What happened to Guillermo Del Toro’s The Hobbit?
After the financial success of The Lord of the Rings trilogy, New Line Cinema was interested in adapting The Hobbit to the big screen. Peter Jackson was offered the director role, but he turned the studio down. However, he did return as a writer and executive producer. In the spring of 2008, Jackson would hire his friend Guillermo Del Toro to direct The Hobbit. In addition to directing, Del Toro took on co-writing duties alongside Fran Walsh and Philippa Boyens. He would go on to move to New Zealand where the films were made.
The film’s production was plagued with problems from the start. First, New Line Cinema’s parent company MGM was going through documented financial troubles, causing them to drag their feet with the production. Script revisions had become so commonplace that filming was delayed multiple times. Filming was then slated to begin in 2010 but was delayed again because a cast hadn’t been lined up.
Guillermo Del Toro planned to break the book into two movies. The first movie was to focus on the source material from the book while being light in tone and aesthetically different from The Lord of the Rings movies. He planned to be more faithful to Tolkien’s works. Originally, the ring simply made the wearer invisible. Once Tolkien began writing the sequels, the ring retroactively became a weapon of great evil. Del Toro wanted to portray this fairy tale setting of innocence for the first film. The second film would focus on Bilbo’s slow corruption into darkness by the one ring. Slowly, the first film's light tone would give way to a gritty darkness that would bridge the gap between these movies and The Lord of the Rings films. It was Del Toro’s vision to portray a world closer to the original drawings of Middle Earth found in the book. Not wanting to rely solely on CGI he planned to utilize a mix of animatronics and CGI for the monsters and creatures.
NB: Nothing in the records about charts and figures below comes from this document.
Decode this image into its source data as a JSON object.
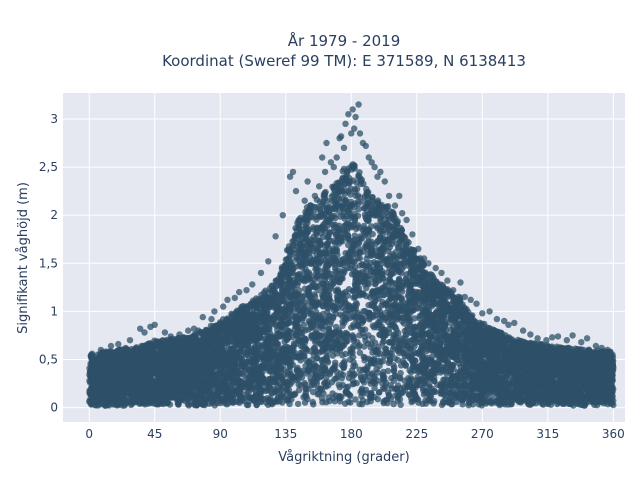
{
  "chart_data": {
    "type": "scatter",
    "title_line1": "År 1979 - 2019",
    "title_line2": "Koordinat (Sweref 99 TM): E 371589, N 6138413",
    "xlabel": "Vågriktning (grader)",
    "ylabel": "Signifikant våghöjd (m)",
    "xlim": [
      -18,
      368
    ],
    "ylim": [
      -0.15,
      3.27
    ],
    "x_ticks": [
      0,
      45,
      90,
      135,
      180,
      225,
      270,
      315,
      360
    ],
    "x_tick_labels": [
      "0",
      "45",
      "90",
      "135",
      "180",
      "225",
      "270",
      "315",
      "360"
    ],
    "y_ticks": [
      0,
      0.5,
      1,
      1.5,
      2,
      2.5,
      3
    ],
    "y_tick_labels": [
      "0",
      "0,5",
      "1",
      "1,5",
      "2",
      "2,5",
      "3"
    ],
    "grid": true,
    "legend": "none",
    "marker_color": "#2e5068",
    "plot_background": "#e5e8f0",
    "envelope_note": "upper envelope of point cloud",
    "envelope": {
      "x": [
        0,
        10,
        20,
        30,
        40,
        45,
        60,
        70,
        80,
        90,
        100,
        110,
        120,
        130,
        135,
        140,
        145,
        150,
        155,
        160,
        165,
        170,
        175,
        180,
        185,
        190,
        195,
        200,
        205,
        210,
        215,
        220,
        225,
        230,
        240,
        250,
        255,
        260,
        270,
        280,
        290,
        300,
        315,
        330,
        345,
        360
      ],
      "y": [
        0.55,
        0.58,
        0.6,
        0.62,
        0.66,
        0.7,
        0.72,
        0.74,
        0.82,
        0.9,
        1.0,
        1.1,
        1.2,
        1.35,
        1.6,
        1.8,
        2.0,
        2.1,
        2.15,
        2.2,
        2.3,
        2.35,
        2.5,
        2.6,
        2.5,
        2.3,
        2.2,
        2.15,
        2.1,
        2.0,
        1.85,
        1.7,
        1.6,
        1.5,
        1.3,
        1.2,
        1.15,
        1.0,
        0.9,
        0.8,
        0.72,
        0.68,
        0.65,
        0.62,
        0.6,
        0.58
      ]
    },
    "outliers": {
      "x": [
        2,
        8,
        15,
        20,
        25,
        28,
        35,
        38,
        42,
        45,
        52,
        56,
        62,
        68,
        72,
        75,
        78,
        84,
        86,
        92,
        95,
        100,
        103,
        108,
        112,
        118,
        123,
        128,
        133,
        138,
        140,
        142,
        148,
        150,
        152,
        155,
        158,
        160,
        162,
        163,
        166,
        168,
        170,
        172,
        173,
        175,
        176,
        178,
        180,
        181,
        182,
        183,
        185,
        186,
        188,
        190,
        192,
        194,
        196,
        198,
        200,
        203,
        206,
        210,
        213,
        215,
        218,
        222,
        226,
        230,
        233,
        238,
        242,
        246,
        250,
        255,
        258,
        262,
        266,
        270,
        275,
        280,
        285,
        288,
        292,
        298,
        303,
        308,
        314,
        318,
        322,
        328,
        332,
        338,
        342,
        348,
        352,
        356,
        358
      ],
      "y": [
        0.56,
        0.6,
        0.64,
        0.66,
        0.62,
        0.7,
        0.82,
        0.78,
        0.84,
        0.86,
        0.78,
        0.74,
        0.76,
        0.8,
        0.82,
        0.8,
        0.94,
        0.92,
        1.0,
        1.05,
        1.12,
        1.14,
        1.2,
        1.22,
        1.28,
        1.4,
        1.52,
        1.78,
        2.0,
        2.4,
        2.45,
        2.25,
        2.15,
        2.35,
        2.1,
        2.2,
        2.3,
        2.6,
        2.45,
        2.75,
        2.55,
        2.5,
        2.6,
        2.8,
        2.82,
        2.7,
        2.95,
        3.05,
        2.85,
        3.1,
        2.9,
        3.02,
        3.15,
        2.85,
        2.75,
        2.72,
        2.6,
        2.55,
        2.5,
        2.4,
        2.45,
        2.35,
        2.2,
        2.1,
        2.2,
        2.02,
        1.95,
        1.8,
        1.65,
        1.55,
        1.5,
        1.45,
        1.4,
        1.32,
        1.22,
        1.3,
        1.15,
        1.12,
        1.08,
        0.98,
        1.0,
        0.92,
        0.9,
        0.86,
        0.88,
        0.8,
        0.76,
        0.72,
        0.7,
        0.73,
        0.74,
        0.7,
        0.75,
        0.68,
        0.72,
        0.64,
        0.62,
        0.6,
        0.58
      ]
    }
  }
}
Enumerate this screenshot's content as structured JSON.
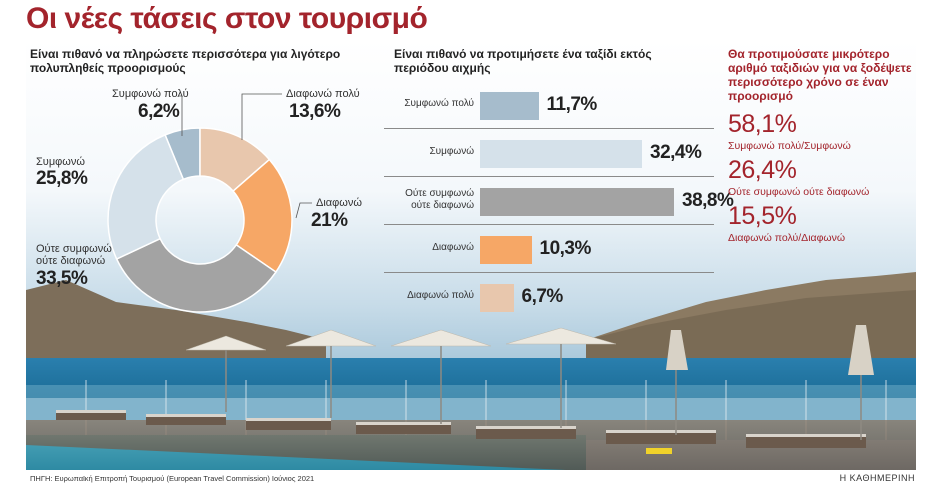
{
  "title": "Οι νέες τάσεις στον τουρισμό",
  "colors": {
    "accent": "#a3242c",
    "pie": [
      "#a6bccc",
      "#e8c7ad",
      "#f6a766",
      "#a3a3a3",
      "#d5e1ea"
    ],
    "bars": [
      "#a6bccc",
      "#d5e1ea",
      "#a3a3a3",
      "#f6a766",
      "#e8c7ad"
    ]
  },
  "chart_data": [
    {
      "type": "pie",
      "title": "Είναι πιθανό να πληρώσετε περισσότερα για λιγότερο πολυπληθείς προορισμούς",
      "labels": [
        "Συμφωνώ πολύ",
        "Διαφωνώ πολύ",
        "Διαφωνώ",
        "Ούτε συμφωνώ ούτε διαφωνώ",
        "Συμφωνώ"
      ],
      "value_labels": [
        "6,2%",
        "13,6%",
        "21%",
        "33,5%",
        "25,8%"
      ],
      "values": [
        6.2,
        13.6,
        21,
        33.5,
        25.8
      ]
    },
    {
      "type": "bar",
      "title": "Είναι πιθανό να προτιμήσετε ένα ταξίδι εκτός περιόδου αιχμής",
      "categories": [
        "Συμφωνώ πολύ",
        "Συμφωνώ",
        "Ούτε συμφωνώ ούτε διαφωνώ",
        "Διαφωνώ",
        "Διαφωνώ πολύ"
      ],
      "value_labels": [
        "11,7%",
        "32,4%",
        "38,8%",
        "10,3%",
        "6,7%"
      ],
      "values": [
        11.7,
        32.4,
        38.8,
        10.3,
        6.7
      ]
    },
    {
      "type": "table",
      "title": "Θα προτιμούσατε μικρότερο αριθμό ταξιδιών για να ξοδέψετε περισσότερο χρόνο σε έναν προορισμό",
      "rows": [
        {
          "value": "58,1%",
          "label": "Συμφωνώ πολύ/Συμφωνώ"
        },
        {
          "value": "26,4%",
          "label": "Ούτε συμφωνώ ούτε διαφωνώ"
        },
        {
          "value": "15,5%",
          "label": "Διαφωνώ πολύ/Διαφωνώ"
        }
      ]
    }
  ],
  "source": "ΠΗΓΗ: Ευρωπαϊκή Επιτροπή Τουρισμού (European Travel Commission) Ιούνιος 2021",
  "brand": "Η ΚΑΘΗΜΕΡΙΝΗ"
}
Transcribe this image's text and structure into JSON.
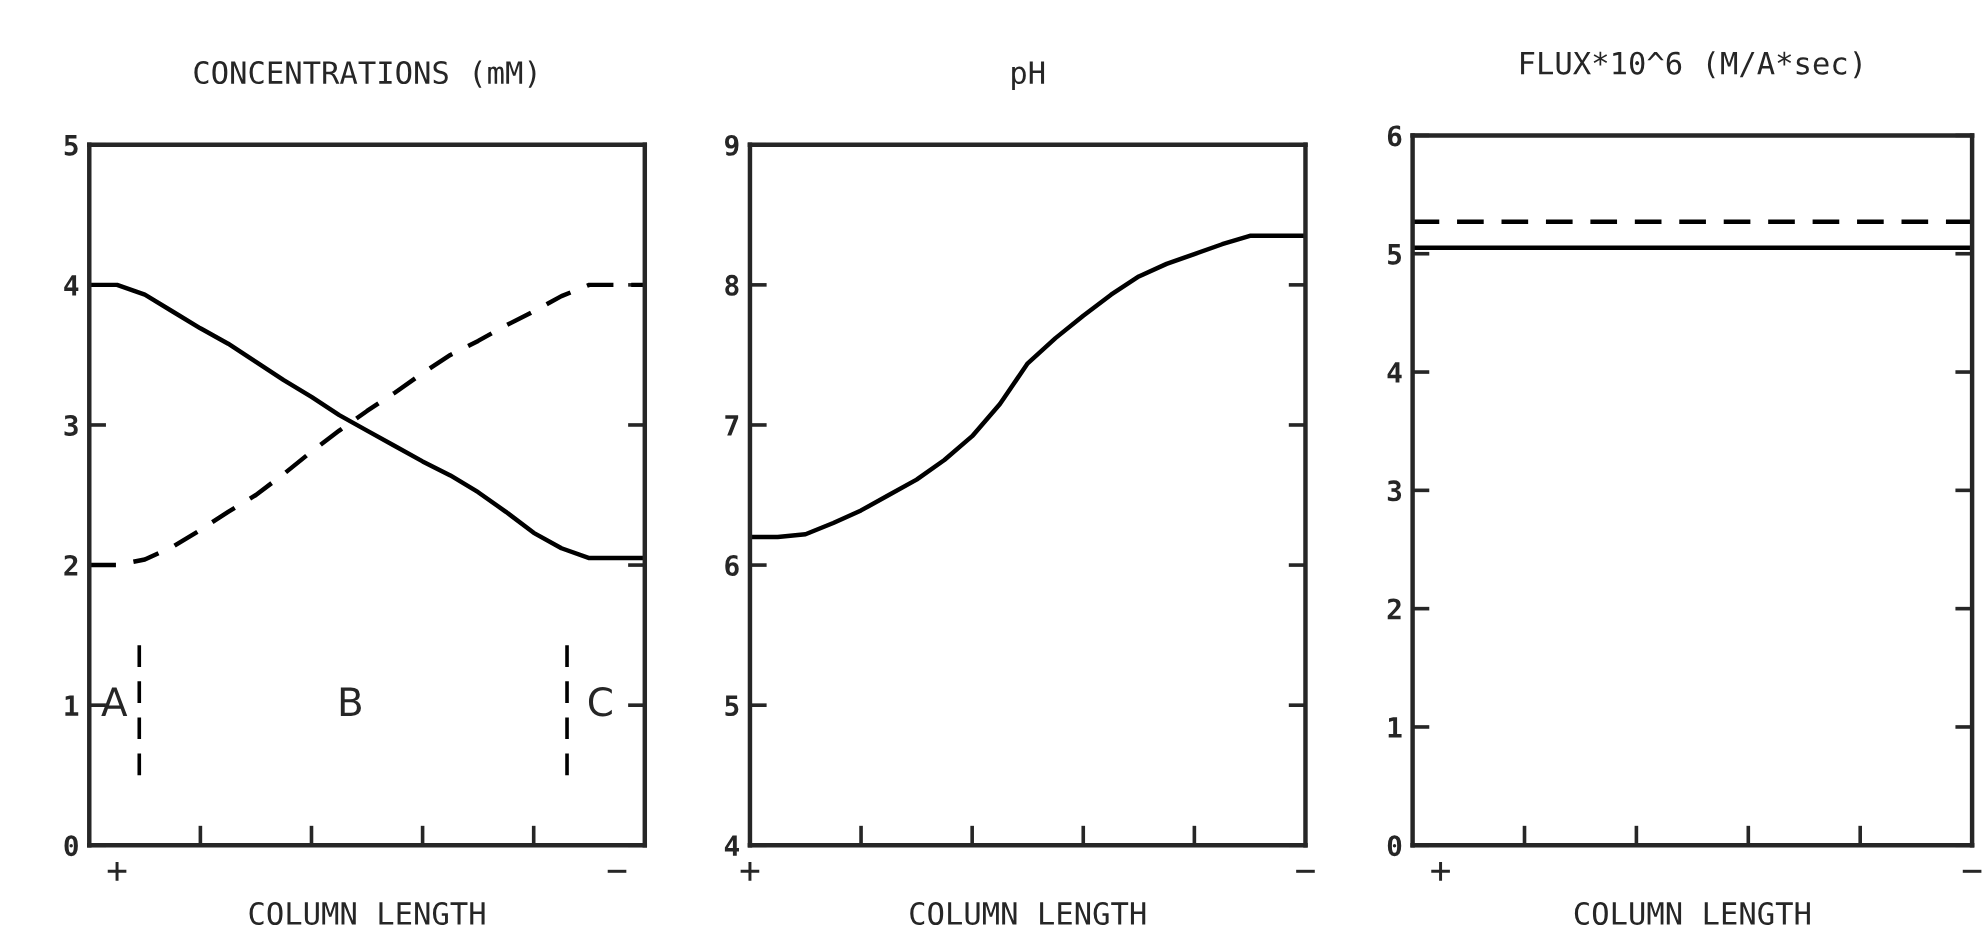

Unfortunately, Del Toro’s obligations to other productions forced him to eventually walk away from The Hobbit. Del Toro would go on to say that he harbored no hard feelings towards New Line or MGM and supported whoever was hired, and he still received screenwriting credit on the first movie. In an interview, years later Del Toro was asked if it was hard to leave. Del Toro responded, “It doesn’t get harder.”